BULUKUMBA — Ratusan pelajar SMPN 1 Bulukumba tak hanya belajar teori di kelas. Mereka langsung praktik menjadi jurnalis cilik. Selama tiga hari, 19 hingga 21 Mei 2026, peserta mempelajari dasar jurnalistik, teknik wawancara, hingga tata kelola media sosial di ruang pola kantor bupati.
Kepala Dinas Kominfo Bulukumba, Andi Uke Indah Permatasari, membuka kegiatan bertema "Membangun Generasi Literat, Kreatif dan Informatif Melalui Pelatihan Jurnalistik dalam Mendukung Gerakan Literasi Sekolah". Dalam sambutannya, ia menekankan pentingnya edukasi literasi digital sejak dini.
"Kegiatan ini bagian dari upaya membangun generasi muda yang kreatif, cerdas digital, dan bijak dalam menggunakan media sosial," kata Andi Uke. "Anak-anak perlu diajarkan menyampaikan informasi secara baik dan benar sejak awal," tambahnya.
Peserta—perwakilan tiap kelas dan pengurus OSIS—mendapat materi dari tim Diskominfo. Mereka diajari teknik penulisan berita, cara menggali informasi melalui wawancara, serta strategi menyajikan konten edukatif di platform digital.

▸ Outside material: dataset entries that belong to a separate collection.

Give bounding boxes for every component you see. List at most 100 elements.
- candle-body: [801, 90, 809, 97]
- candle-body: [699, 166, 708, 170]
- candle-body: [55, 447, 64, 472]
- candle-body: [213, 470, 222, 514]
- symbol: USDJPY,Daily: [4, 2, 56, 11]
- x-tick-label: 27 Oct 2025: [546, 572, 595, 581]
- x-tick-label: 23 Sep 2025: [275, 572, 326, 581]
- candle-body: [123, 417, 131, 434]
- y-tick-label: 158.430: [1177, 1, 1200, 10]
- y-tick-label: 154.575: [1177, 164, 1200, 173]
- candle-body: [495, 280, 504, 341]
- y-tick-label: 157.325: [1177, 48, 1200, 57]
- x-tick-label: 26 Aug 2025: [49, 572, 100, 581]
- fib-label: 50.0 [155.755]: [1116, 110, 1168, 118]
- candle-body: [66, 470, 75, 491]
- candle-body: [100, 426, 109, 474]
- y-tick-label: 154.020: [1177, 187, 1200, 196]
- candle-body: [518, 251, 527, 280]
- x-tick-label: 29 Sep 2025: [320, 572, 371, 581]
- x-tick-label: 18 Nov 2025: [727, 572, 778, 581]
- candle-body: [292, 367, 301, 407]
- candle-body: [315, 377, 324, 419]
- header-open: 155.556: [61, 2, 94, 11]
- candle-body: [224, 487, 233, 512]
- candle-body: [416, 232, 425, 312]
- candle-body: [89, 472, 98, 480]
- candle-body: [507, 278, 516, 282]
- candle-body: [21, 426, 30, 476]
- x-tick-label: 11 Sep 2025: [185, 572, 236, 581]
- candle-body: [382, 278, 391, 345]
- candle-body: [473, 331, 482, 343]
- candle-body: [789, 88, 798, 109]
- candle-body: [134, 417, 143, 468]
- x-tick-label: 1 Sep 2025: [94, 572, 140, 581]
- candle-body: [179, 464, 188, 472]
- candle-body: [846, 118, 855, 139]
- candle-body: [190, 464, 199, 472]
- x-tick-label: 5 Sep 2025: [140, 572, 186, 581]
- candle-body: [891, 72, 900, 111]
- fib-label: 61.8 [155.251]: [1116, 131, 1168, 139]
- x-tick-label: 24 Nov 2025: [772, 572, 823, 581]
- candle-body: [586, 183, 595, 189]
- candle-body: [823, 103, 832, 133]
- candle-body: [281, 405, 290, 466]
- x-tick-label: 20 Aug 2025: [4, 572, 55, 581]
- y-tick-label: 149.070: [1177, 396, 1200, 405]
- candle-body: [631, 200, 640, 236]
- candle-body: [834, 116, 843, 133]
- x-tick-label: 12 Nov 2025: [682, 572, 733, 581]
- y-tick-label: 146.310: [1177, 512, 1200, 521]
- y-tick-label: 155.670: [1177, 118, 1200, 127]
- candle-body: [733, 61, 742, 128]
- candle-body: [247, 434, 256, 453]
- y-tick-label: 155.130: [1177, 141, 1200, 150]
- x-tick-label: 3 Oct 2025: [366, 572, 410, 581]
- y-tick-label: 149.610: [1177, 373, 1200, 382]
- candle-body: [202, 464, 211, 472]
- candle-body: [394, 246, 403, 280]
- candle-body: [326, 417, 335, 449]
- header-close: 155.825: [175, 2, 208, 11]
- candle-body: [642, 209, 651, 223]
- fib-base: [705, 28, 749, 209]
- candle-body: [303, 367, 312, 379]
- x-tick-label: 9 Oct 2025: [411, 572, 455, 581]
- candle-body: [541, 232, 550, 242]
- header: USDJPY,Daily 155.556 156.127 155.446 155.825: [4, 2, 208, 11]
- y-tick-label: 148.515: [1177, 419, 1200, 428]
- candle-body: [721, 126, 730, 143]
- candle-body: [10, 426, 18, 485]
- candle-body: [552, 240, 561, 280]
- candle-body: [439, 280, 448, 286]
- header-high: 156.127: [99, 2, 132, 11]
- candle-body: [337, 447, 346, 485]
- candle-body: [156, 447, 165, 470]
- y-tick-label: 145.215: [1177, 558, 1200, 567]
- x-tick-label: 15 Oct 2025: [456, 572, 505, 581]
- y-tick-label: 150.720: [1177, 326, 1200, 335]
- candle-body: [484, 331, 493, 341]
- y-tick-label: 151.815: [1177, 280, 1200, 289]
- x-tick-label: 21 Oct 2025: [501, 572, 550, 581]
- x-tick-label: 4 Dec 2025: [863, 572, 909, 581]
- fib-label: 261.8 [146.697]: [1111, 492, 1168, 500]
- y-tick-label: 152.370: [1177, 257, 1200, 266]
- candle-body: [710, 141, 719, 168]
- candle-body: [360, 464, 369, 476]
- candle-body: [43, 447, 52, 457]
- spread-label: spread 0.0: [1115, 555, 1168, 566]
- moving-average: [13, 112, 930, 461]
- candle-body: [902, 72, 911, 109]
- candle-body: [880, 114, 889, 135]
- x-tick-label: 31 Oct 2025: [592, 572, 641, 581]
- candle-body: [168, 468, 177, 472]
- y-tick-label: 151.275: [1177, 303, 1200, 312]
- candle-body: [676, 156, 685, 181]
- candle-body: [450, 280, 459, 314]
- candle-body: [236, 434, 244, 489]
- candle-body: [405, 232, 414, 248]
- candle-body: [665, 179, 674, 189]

Andi Uke mengakui anggaran daerah terbatas. Namun, pihaknya tetap berkolaborasi dengan sekolah untuk merealisasikan pelatihan ini. "Di tengah keterbatasan, kami masih bisa bekerja sama dengan sekolah untuk melaksanakan program kegiatan pelatihan," ujarnya.
Kepala SMPN 1 Bulukumba, Ansar Langnge, mengapresiasi dukungan Pemkab Bulukumba. Ia berharap ilmu yang diperoleh siswa berdampak positif bagi sekolah dan publik. "Peserta didik yang ikut pelatihan jurnalistik ini adalah yang terpilih di masing-masing kelas, terutama pengurus OSIS. Semoga ke depan mereka bisa menyampaikan informasi dengan baik ke publik," jelas Ansar.
Salah satu target utama pelatihan ini adalah terbentuknya majalah sekolah. Ansar menambahkan, wadah itu akan menjadi ajang pengembangan bakat dan minat siswa di bidang penulisan karya jurnalistik. "Ke depan majalah sekolah dibentuk sebagai wadah pengembangan bakat dan minat di bidang penulisan karya jurnalistik," katanya.
Selain itu, siswa diharapkan mampu mengelola akun media sosial SMPN 1 Bulukumba dengan lebih baik. Konten yang disajikan harus lebih informatif dan edukatif, bukan sekadar dokumentasi kegiatan.
Pelatihan di luar sekolah ini tidak mengganggu program Makanan Bergizi Gratis (MBG) yang diterima siswa. Penyelenggara memastikan jatah MBG seluruh peserta tetap dibawakan ke Ruang Pola Kantor Bupati. Dengan demikian, siswa tidak perlu kembali ke sekolah hanya untuk makan siang.
Seremoni pembukaan turut dihadiri Kabid Humas Diskominfo Bulukumba, Andi Ayatullah Ahmad. Ia bertindak sebagai fasilitator dan narasumber bersama timnya.